Other components of ISi-Speech are competition and collaboration. Studies demonstrated sustainable usage when competition was included as an element (e.g. [45]). In collaborative teamwork situations, patients might derive satisfaction by the perception of being part of a group effort [38]. ISi-Speech will provide users with social support that encourages them to engage with the speech therapy exercise. For example, patients are assigned teams within an exercise for clear and exaggerated articulation of words. In order to unlock the next articulation level on the articulation exercise of phrases, patients must work as a team to achieve the therapy goal of speaking ten words with clear articulation. Hereby, the automatic speech recognition system implemented in ISi-Speech will support the patient in achieving her/his goal. In collaborative teamwork situations patients could have an interest in helping and chatting with others [38]. In contrast, the competition will enable each patient her/his own performance on the exercise by comparing it to other patients.
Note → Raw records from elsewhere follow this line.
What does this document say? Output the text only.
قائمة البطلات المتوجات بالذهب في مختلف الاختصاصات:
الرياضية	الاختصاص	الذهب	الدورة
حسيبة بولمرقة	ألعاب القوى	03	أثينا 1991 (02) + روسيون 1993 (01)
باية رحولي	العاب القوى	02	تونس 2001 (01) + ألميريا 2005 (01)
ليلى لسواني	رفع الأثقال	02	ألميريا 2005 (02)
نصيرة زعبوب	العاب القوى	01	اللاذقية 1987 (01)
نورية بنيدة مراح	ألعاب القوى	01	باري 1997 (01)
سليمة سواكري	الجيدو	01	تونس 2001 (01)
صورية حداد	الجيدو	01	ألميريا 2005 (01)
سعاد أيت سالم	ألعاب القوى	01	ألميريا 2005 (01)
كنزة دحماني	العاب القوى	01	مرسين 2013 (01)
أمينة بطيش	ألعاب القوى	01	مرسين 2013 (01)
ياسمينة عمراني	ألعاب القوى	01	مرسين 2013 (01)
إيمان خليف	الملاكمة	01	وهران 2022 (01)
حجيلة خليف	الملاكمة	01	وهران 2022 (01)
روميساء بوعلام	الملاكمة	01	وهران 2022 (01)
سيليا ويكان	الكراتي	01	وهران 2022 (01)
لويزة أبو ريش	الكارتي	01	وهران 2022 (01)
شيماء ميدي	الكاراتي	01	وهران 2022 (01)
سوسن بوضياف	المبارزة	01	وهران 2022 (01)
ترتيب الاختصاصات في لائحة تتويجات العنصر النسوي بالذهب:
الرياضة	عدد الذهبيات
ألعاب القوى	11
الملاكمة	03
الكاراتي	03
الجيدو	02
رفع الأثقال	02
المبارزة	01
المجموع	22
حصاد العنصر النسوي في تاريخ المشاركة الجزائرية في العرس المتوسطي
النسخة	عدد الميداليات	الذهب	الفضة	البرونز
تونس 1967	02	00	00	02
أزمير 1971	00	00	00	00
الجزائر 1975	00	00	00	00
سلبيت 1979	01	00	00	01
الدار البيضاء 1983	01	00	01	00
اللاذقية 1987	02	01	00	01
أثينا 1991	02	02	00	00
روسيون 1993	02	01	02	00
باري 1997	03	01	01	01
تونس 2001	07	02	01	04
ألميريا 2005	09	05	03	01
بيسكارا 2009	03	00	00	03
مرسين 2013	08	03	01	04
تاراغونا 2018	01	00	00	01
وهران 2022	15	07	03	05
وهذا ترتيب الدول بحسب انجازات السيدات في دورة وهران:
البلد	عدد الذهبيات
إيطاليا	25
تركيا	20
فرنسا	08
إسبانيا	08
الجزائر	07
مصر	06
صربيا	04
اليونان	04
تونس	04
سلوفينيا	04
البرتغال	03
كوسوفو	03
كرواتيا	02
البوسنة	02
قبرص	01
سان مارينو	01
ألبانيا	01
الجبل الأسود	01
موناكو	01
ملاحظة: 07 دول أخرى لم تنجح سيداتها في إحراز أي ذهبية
The patient’s motivation is based on her/his focus on a challenge and a competition with others in the exercise. Patients will be ranked on a leaderboard by the amount of speech exercises they logged over a day and different training sessions.

5 Summary and Conclusion

We reported how we use the potential of gamification elements to develop ISi-Speech as a rehabilitation tool in speech therapy based on SDT. The core principles of SDT such as autonomy, competence, and relatedness will facilitate activity, engagement and social interaction in our potential user group - patients with Parkinson’s disease. We assume that the ISi-Speech training tool for individuals with Parkinson’s disease increases the motivation for self-sustainable usage when intervention components are linked to those three core elements of SDT. Patients’ autonomy will be reached by enabling the patients to be independent from others (e.g. family) while training with ISi-Speech. The experience of competence requires a comparison with previous achievements, others or a goal during training. We aim to reach relatedness in ISi-Speech facilitating the connectedness to other users as a source for feeling embedded. The incorporation of SDT during the development process of ISi-Speech as a game-based intervention promises acceptance and effectiveness of training in patients with Parkinson’s disease. We envision being hereby able to substantially empower patients with impaired speech and contribute to their social inclusion.